Piping TTS to WHIP

36 Views Asked by At

I'm building a real-time audio app using WebRTC and AWS and on the server side I want to pipe an OpenAI Text-To-Speech (TTS) response to a WebRTC-HTTP ingestion protocol (WHIP) endpoint.

Is there a simple way to do this?

In the browser sending user media (mic and camera) to a WHIP endpoint is fairly easy using the browser's Media Capture and Streams API. As the browser's WebRTC and Audio APIs are unavailable in Node.js I'm struggling to take an HTTP response, or audio file, and construct a MediaStreamTrack that can be sent from my server code to the WebRTC server.

I've asked ChatGPT, tried Gstreamer, experimented with the werift and node-webrtc Node.js packages and the aiortc and aws-streamer Python packages, but keep coming up against roadblocks.
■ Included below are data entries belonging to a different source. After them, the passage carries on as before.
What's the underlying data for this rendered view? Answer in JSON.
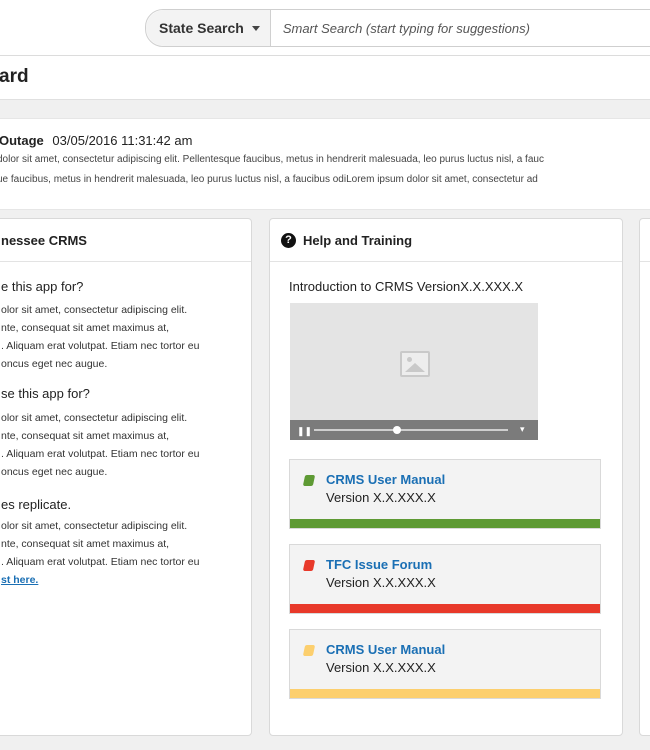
{
  "search": {
    "scope_label": "State Search",
    "placeholder": "Smart Search (start typing for suggestions)"
  },
  "page": {
    "title": "ard"
  },
  "outage": {
    "title": "Outage",
    "datetime": "03/05/2016 11:31:42 am",
    "line1": "dolor sit amet, consectetur adipiscing elit. Pellentesque faucibus, metus in hendrerit malesuada, leo purus luctus nisl, a fauc",
    "line2": "ue faucibus, metus in hendrerit malesuada, leo purus luctus nisl, a faucibus odiLorem ipsum dolor sit amet, consectetur ad"
  },
  "about_card": {
    "title": "nessee CRMS",
    "sections": [
      {
        "question": "e this app for?",
        "lines": [
          "olor sit amet, consectetur adipiscing elit.",
          "nte, consequat sit amet maximus at,",
          ". Aliquam erat volutpat. Etiam nec tortor eu",
          "oncus eget nec augue."
        ]
      },
      {
        "question": "se this app for?",
        "lines": [
          "olor sit amet, consectetur adipiscing elit.",
          "nte, consequat sit amet maximus at,",
          ". Aliquam erat volutpat. Etiam nec tortor eu",
          "oncus eget nec augue."
        ]
      },
      {
        "question": "es replicate.",
        "lines": [
          "olor sit amet, consectetur adipiscing elit.",
          "nte, consequat sit amet maximus at,",
          ". Aliquam erat volutpat. Etiam nec tortor eu"
        ],
        "link": "st here."
      }
    ]
  },
  "help_card": {
    "title": "Help and Training",
    "video_title": "Introduction to CRMS VersionX.X.XXX.X",
    "video_progress": 0.43,
    "links": [
      {
        "title": "CRMS User Manual",
        "version": "Version X.X.XXX.X",
        "color": "#5e9a34",
        "icon": "book-icon"
      },
      {
        "title": "TFC Issue Forum",
        "version": "Version X.X.XXX.X",
        "color": "#e8392a",
        "icon": "book-icon"
      },
      {
        "title": "CRMS User Manual",
        "version": "Version X.X.XXX.X",
        "color": "#fccf6e",
        "icon": "book-icon"
      }
    ]
  }
}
Any suggestions regarding a simple way to do this or an alternative approach would be much appreciated.

I'm more familiar with JavaScript and TypeScript than Python, but I'm happy to use whatever will be the easiest solution.

Keeping latency low would be ideal but I'd also be happy to get something working now and optimise later.

1

There are 1 best solutions below

0
DMakeev On
  • you can use Janus Media Server (streaming plugin), it supports file/rtp/rtsp inputs, WHIP and there is a JS/TS client side library - probably, it's the easiest way for JS/TS developer.
  • GStreamer is a good way to do everything properly. But, afaik, there is no way to use WebRTCbin from TS properly, so you'll need to play with Python.